The ERE of this period was politically stagnant and utterly demoralized. Throwing money into the treasury is not going to fix an ancient, crumbling ideological structure. Political and religious defeats only pushed towards a more defensive, conservative political outlook.
The ERE needed new blood and new ideas. The early Ottoman state had everything Byzantium lacked to be a great power on par with any in the West. To co-opt that dynamism would be to begin to reform the system that would lead to recovery.
If it was an "ancient, crumbling ideological structure", I would agree.

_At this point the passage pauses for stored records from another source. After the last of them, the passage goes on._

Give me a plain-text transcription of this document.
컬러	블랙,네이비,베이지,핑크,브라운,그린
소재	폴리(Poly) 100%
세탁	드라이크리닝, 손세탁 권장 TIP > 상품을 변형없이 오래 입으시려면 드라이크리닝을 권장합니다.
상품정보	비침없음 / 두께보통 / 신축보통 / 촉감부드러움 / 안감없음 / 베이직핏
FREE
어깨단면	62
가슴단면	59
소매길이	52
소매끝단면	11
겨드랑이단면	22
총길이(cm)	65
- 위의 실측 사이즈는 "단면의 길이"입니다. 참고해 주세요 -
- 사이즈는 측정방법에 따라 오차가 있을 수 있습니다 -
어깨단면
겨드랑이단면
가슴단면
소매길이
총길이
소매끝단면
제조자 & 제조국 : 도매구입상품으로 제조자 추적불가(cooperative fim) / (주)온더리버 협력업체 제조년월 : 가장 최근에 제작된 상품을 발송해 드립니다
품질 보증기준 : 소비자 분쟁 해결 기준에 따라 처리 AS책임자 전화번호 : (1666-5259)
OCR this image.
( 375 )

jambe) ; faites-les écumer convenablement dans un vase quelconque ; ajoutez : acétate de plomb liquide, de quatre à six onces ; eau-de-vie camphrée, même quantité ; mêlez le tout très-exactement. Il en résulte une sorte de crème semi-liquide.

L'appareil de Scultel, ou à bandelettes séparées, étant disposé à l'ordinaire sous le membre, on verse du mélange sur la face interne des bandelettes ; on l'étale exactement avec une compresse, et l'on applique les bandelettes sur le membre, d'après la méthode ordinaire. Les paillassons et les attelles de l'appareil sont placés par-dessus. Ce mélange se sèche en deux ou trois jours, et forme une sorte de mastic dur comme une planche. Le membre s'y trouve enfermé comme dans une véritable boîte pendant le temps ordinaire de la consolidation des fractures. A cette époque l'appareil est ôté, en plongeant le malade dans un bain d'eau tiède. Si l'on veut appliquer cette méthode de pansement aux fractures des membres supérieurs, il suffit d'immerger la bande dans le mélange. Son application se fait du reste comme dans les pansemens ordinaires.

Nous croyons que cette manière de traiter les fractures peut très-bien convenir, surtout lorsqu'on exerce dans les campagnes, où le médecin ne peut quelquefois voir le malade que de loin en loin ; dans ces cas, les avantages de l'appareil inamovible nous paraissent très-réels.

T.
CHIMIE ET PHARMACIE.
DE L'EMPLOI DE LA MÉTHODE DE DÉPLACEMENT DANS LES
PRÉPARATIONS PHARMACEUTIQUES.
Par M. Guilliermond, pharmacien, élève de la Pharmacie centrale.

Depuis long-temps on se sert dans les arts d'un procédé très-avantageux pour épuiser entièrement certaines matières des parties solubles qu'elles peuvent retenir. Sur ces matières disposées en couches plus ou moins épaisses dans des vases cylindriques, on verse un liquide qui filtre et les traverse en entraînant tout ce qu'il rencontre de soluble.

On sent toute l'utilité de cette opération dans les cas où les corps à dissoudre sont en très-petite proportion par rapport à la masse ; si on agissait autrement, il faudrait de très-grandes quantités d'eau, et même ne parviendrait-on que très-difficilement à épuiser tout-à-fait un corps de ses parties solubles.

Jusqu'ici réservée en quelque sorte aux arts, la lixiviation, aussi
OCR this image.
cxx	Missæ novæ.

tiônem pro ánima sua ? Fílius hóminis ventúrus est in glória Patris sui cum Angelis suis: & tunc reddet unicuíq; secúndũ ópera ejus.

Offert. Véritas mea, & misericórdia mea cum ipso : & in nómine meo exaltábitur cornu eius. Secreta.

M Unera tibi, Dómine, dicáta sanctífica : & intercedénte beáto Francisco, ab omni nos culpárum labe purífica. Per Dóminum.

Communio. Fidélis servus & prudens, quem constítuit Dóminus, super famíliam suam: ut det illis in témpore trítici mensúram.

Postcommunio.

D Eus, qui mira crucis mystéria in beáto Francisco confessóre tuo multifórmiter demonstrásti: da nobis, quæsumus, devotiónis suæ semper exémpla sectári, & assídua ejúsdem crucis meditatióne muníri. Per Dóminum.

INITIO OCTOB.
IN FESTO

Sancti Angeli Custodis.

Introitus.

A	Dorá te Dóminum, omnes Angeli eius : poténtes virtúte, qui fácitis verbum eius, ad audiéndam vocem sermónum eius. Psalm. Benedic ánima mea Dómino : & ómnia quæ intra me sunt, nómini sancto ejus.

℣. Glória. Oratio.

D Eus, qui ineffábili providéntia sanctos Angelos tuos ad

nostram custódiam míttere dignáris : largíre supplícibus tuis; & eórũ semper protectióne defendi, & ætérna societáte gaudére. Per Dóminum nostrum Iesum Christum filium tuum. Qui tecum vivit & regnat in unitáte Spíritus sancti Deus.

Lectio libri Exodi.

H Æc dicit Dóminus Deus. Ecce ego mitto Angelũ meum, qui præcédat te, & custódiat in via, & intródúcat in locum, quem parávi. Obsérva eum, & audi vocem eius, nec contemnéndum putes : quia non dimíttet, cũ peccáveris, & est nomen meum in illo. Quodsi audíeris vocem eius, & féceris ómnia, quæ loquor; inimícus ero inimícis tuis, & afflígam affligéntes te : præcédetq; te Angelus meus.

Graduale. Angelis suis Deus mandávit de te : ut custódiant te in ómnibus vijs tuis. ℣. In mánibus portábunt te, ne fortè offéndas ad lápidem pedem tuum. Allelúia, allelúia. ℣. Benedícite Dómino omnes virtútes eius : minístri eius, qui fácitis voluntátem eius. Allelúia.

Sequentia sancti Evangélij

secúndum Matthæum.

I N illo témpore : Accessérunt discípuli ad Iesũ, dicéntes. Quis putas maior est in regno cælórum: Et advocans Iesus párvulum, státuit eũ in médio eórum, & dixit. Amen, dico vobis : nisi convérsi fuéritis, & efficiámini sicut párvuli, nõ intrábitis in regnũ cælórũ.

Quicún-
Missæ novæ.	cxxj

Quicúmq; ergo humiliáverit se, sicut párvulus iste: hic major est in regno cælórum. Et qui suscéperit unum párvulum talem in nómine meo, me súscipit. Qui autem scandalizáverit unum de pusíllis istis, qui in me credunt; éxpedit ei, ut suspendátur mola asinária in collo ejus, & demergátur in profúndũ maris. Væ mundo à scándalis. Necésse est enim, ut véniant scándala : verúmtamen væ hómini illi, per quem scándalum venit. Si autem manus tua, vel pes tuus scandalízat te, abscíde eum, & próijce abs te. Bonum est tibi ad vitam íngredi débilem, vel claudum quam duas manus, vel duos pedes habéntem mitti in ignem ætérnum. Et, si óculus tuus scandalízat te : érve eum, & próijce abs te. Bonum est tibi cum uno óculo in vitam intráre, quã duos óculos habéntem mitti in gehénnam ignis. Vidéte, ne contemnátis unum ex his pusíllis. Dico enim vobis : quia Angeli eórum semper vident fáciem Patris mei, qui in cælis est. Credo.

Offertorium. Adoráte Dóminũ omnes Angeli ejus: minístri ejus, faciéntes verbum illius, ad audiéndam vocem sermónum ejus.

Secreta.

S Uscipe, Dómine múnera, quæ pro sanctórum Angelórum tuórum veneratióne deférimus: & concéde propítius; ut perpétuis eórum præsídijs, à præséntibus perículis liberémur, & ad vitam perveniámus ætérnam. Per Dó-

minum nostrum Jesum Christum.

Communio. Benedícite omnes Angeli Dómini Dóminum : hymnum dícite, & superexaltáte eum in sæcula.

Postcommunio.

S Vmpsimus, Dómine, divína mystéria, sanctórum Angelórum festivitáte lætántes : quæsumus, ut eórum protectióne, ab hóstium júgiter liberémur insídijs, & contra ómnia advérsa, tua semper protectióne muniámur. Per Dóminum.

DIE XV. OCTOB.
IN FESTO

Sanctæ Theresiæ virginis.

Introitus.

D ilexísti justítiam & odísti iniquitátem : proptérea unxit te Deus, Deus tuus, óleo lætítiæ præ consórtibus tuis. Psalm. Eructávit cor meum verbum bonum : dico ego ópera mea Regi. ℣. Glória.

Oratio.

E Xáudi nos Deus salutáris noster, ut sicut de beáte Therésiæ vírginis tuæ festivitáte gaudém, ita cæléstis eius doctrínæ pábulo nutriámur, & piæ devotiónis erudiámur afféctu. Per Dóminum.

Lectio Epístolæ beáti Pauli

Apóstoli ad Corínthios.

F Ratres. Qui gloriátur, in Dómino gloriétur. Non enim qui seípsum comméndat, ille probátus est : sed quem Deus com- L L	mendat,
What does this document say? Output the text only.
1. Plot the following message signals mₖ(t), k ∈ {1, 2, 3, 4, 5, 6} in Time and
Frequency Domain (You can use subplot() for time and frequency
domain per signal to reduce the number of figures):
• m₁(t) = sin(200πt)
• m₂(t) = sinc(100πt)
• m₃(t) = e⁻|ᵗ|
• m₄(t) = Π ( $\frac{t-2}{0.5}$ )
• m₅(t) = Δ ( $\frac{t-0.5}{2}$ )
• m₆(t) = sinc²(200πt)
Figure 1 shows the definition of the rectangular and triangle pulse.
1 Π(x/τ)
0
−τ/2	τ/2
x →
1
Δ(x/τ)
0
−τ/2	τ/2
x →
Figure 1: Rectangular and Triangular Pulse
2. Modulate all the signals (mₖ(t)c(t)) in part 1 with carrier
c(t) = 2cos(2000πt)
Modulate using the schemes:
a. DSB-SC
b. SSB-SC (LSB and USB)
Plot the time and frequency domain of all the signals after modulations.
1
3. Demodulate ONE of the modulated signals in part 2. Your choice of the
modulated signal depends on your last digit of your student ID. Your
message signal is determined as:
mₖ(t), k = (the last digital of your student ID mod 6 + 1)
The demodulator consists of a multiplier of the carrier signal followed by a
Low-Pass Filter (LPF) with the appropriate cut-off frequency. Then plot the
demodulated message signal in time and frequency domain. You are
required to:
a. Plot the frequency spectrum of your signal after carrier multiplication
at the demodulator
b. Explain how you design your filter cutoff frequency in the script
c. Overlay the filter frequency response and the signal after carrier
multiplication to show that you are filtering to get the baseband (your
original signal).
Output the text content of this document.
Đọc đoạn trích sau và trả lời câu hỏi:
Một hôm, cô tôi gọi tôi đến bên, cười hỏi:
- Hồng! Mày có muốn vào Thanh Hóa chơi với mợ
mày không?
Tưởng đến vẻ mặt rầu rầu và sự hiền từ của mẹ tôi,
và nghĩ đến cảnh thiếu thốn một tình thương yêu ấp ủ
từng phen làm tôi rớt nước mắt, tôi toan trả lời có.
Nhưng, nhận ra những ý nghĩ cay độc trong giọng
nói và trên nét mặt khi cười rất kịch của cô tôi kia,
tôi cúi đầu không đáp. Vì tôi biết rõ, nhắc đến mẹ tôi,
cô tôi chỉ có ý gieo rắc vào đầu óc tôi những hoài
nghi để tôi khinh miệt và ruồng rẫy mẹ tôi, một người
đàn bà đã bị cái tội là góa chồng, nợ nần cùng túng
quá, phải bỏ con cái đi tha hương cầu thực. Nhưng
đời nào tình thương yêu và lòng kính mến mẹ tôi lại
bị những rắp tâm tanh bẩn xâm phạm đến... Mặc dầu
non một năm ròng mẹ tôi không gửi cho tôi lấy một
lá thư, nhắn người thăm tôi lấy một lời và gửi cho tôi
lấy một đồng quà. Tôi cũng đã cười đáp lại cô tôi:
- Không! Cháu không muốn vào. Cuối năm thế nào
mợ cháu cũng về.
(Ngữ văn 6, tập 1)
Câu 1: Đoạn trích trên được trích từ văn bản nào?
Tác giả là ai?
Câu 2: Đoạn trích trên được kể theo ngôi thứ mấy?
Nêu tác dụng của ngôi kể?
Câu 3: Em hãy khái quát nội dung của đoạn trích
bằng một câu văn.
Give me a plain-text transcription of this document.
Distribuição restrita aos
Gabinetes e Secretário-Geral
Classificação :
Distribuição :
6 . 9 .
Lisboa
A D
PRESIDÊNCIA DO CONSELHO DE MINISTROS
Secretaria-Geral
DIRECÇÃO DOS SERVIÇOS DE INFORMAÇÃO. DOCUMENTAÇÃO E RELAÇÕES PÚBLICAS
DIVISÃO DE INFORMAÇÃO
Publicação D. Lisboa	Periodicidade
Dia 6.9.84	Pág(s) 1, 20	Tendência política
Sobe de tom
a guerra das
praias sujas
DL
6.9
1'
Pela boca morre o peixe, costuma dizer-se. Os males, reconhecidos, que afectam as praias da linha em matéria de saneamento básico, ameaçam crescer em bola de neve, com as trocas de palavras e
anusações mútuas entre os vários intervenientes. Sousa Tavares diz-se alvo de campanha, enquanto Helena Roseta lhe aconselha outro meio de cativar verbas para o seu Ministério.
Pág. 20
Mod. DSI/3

Since that's not why the ERE fell, I'm going to repeat: Without money, no army and navy. Without an effective army and navy, anyone like the Ottomans can come along and tear off pieces of what remains of the Empire's territories in Anatolia, anyone like the Catalans can run amok when not paid, Venice and Genoa can demand anything and get it because there's nothing the Empire can do about them.
No matter how inspired or how visionary or how dynamic the
basileus or his generals are.
Take Andronicus II, since he's the Emperor at the time of the POD. Why did he cut the army to the bone and just about eliminate the navy? Money.
Restore the Empire's finances and such a move wouldn't be dreamed of.
From Timothy E. Gregory's
A History of Byzantium
"Michael VIII died in 1282 in what appeared to be very good condition. To be sure, Byzantium had re-emerged onto the stage as a major player in international affairs. Nonetheless, his successors were completely unable to maintain the political and military power of Michael's empire and it is an open question to what degree his policies were responsible for this decline. On the one hand, Michael had expended enormous energy to restore Byzantium to a position of power, and this had possibly weakened the broader fabric of the Byzantine economy and state. On the other hand, we must be careful when we blame the successful Michael VIII for failures that ook place under the rule of his successors. Ostrogorsky is clear in his assessment of the situation: "In reality there were more deep-seated reasons to account for the rapid decline of Byzantine power . . . the internal weaknesses of the state were incurable and increasingly internal pressure drove Byzantium irretrievably toward catastrophe" (p 479). In Ostrogorsky's view, the rise of the Ottomans and Serbia took place at a time when the state had been weakened by the expenditure of Michael VIII, and he notes that it is 'these momentous factors in foreign and domestic politics, and not the personal qualities of its rulers, which really account for the decline of Byzantium" (ibid.)"
A state not able to take the offense is not likely to be thinking offensively.
Meanwhile the predators (the Ottomans OTL being the best example) can feed on what remains of its resources and as they grow stronger, the ERE grows weaker.
But that doesn't change by having what was the Ottoman state co-opted into the ERE.